Us Midwesterners might say, that's typical of Californians. Everyone else be damned they'll sell to the highest bidder for the sheer ego of it.
Consider, on the other hand, Rowland's Calumet Brewing Company in Chilton, WI. They're beer is equally as rare. Equally as amazingly awesome. But, you can go to the bar there in Chilton, sit down and buy a mug of the finest Oktoberfest made in this country for $4. There's a cheese spread in the back area for the taking. Mr. Rowland's wife will serve it to you. And, if you're lucky, and if they don't think you are some sort of weirdo tourist who got lost on the way to Green Bay, you can strike up a conversation with the three other people that are in the bar with you.
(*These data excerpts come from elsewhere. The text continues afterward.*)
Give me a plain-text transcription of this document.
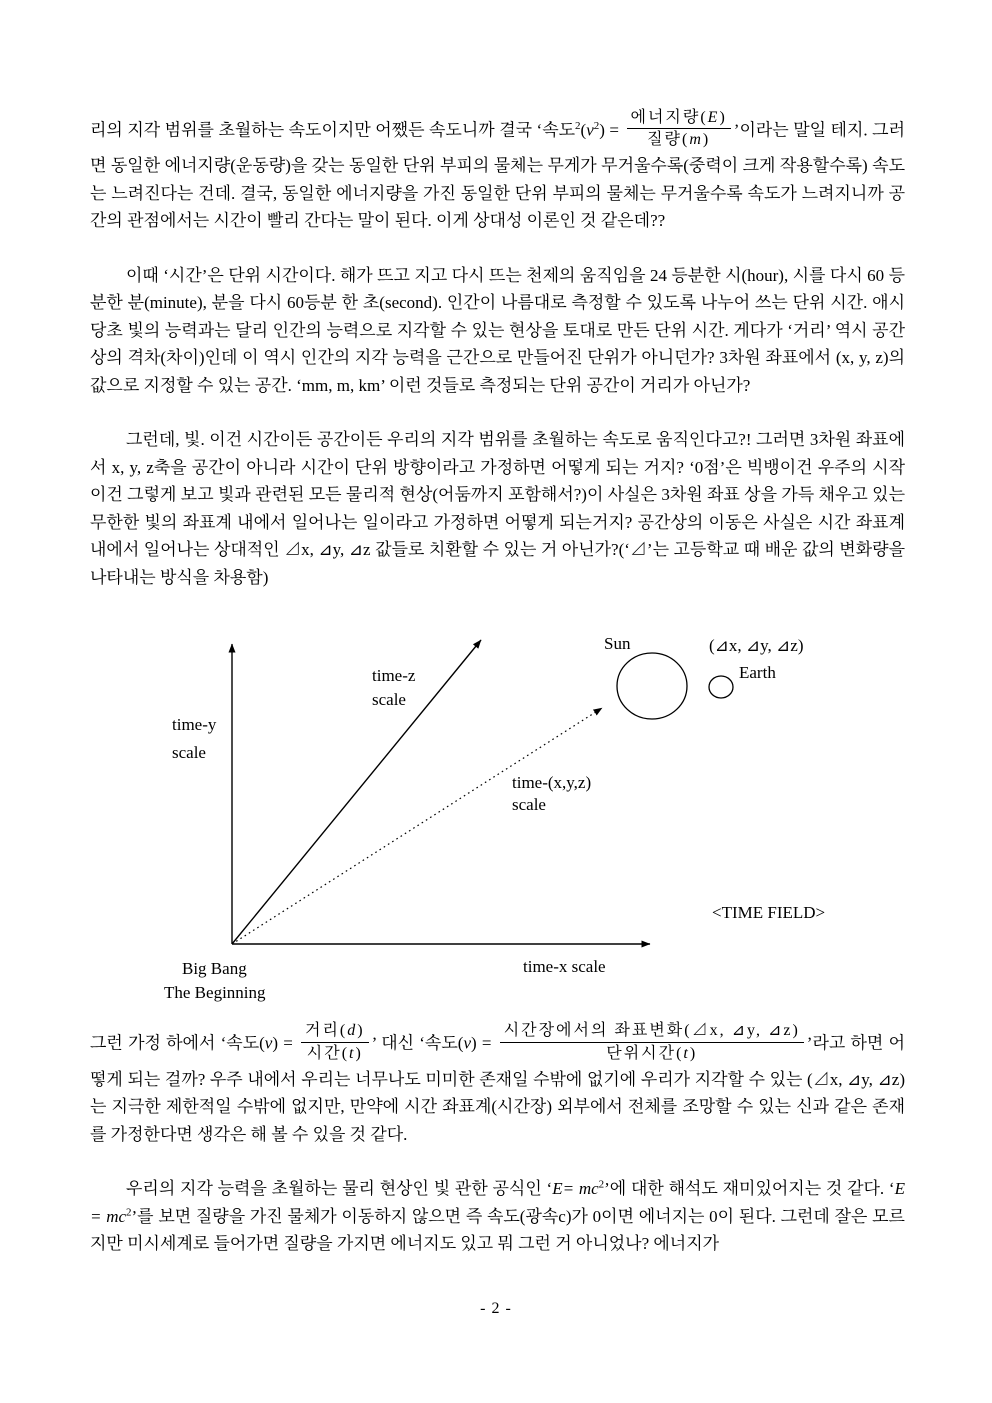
리의 지각 범위를 초월하는 속도이지만 어쨌든 속도니까 결국 ‘속도$^2(v^2) = \frac{\text{에너지량(E)}}{\text{질량(m)}}$ ’이라는 말일 테지. 그러면 동일한 에너지량(운동량)을 갖는 동일한 단위 부피의 물체는 무게가 무거울수록(중력이 크게 작용할수록) 속도는 느려진다는 건데. 결국, 동일한 에너지량을 가진 동일한 단위 부피의 물체는 무거울수록 속도가 느려지니까 공간의 관점에서는 시간이 빨리 간다는 말이 된다. 이게 상대성 이론인 것 같은데??

이때 ‘시간’은 단위 시간이다. 해가 뜨고 지고 다시 뜨는 천제의 움직임을 24 등분한 시(hour), 시를 다시 60 등분한 분(minute), 분을 다시 60등분 한 초(second). 인간이 나름대로 측정할 수 있도록 나누어 쓰는 단위 시간. 애시당초 빛의 능력과는 달리 인간의 능력으로 지각할 수 있는 현상을 토대로 만든 단위 시간. 게다가 ‘거리’ 역시 공간상의 격차(차이)인데 이 역시 인간의 지각 능력을 근간으로 만들어진 단위가 아니던가? 3차원 좌표에서 (x, y, z)의 값으로 지정할 수 있는 공간. ‘mm, m, km’ 이런 것들로 측정되는 단위 공간이 거리가 아닌가?

그런데, 빛. 이건 시간이든 공간이든 우리의 지각 범위를 초월하는 속도로 움직인다고?! 그러면 3차원 좌표에서 x, y, z축을 공간이 아니라 시간이 단위 방향이라고 가정하면 어떻게 되는 거지? ‘0점’은 빅뱅이건 우주의 시작이건 그렇게 보고 빛과 관련된 모든 물리적 현상(어둠까지 포함해서?)이 사실은 3차원 좌표 상을 가득 채우고 있는 무한한 빛의 좌표계 내에서 일어나는 일이라고 가정하면 어떻게 되는거지? 공간상의 이동은 사실은 시간 좌표계 내에서 일어나는 상대적인 ⊿x, ⊿y, ⊿z 값들로 치환할 수 있는 거 아닌가?(‘⊿’는 고등학교 때 배운 값의 변화량을 나타내는 방식을 차용함)

time-y
scale
time-z
scale
time-(x,y,z)
scale
Sun	(⊿x, ⊿y, ⊿z)
Earth
<TIME FIELD>
Big Bang	time-x scale
The Beginning

그런 가정 하에서 ‘속도$(v) = \frac{\text{거리(d)}}{\text{시간(t)}}$ ’ 대신 ‘속도$(v) = \frac{\text{시간장에서의 좌표변화(⊿x, ⊿y, ⊿z)}}{\text{단위시간(t)}}$ ’라고 하면 어떻게 되는 걸까? 우주 내에서 우리는 너무나도 미미한 존재일 수밖에 없기에 우리가 지각할 수 있는 (⊿x, ⊿y, ⊿z)는 지극한 제한적일 수밖에 없지만, 만약에 시간 좌표계(시간장) 외부에서 전체를 조망할 수 있는 신과 같은 존재를 가정한다면 생각은 해 볼 수 있을 것 같다.

우리의 지각 능력을 초월하는 물리 현상인 빛 관한 공식인 ‘$E= mc^2$’에 대한 해석도 재미있어지는 것 같다. ‘$E= mc^2$’를 보면 질량을 가진 물체가 이동하지 않으면 즉 속도(광속c)가 0이면 에너지는 0이 된다. 그런데 잘은 모르지만 미시세계로 들어가면 질량을 가지면 에너지도 있고 뭐 그런 거 아니었나? 에너지가

- 2 -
At Calumet, you have scarcity but no "name." Bob Rowland's son (Bob Rowland passed last year) isn't out talking to anyone that will listen about how he has to put his in beer in bottles that cost $2 before any beer even goes in them. He doesn't enter his beer at the Great American Beer Fest. He doesn't sign autographs for adoring fans. In fact, I've never seen him; don't even know what he looks like. The vast majority of Wisconsin, let alone the world-buying public has no idea that Rowland's Calumet exists. There is no demand for his beer, despite the fact that it is some of the finest beer made in the United States.
So, at the end of the day, where does that leave us? Probably where we started. It's all about markets and simple economics. If you think you can sell everything you made for $50+, go for it. Markets can be brutally honest some times (despite the fact that sometimes markets are wrong - to wit: New Glarus' Enigma is a fine session craft beer, but a year later this stuff is still sitting on shelves - they literally cannot give it away, despite name and scarcity).
side note: you will notice the picture shows a celebration at Rowland's Calumet for their 6000th barrel. That's not 6,000 barrels this year, that's 6,000 barrels ever. They've been brewing since 1990. They hit their 6,000th barrel in June of 2007. It took them 17 years to make as much beer as Tyranena will make this year alone. Please, if you love beer, and you know what's good for you, stop in Chilton on your way to a Packers game. Heck, drive the two hours just because. It is an amazing place.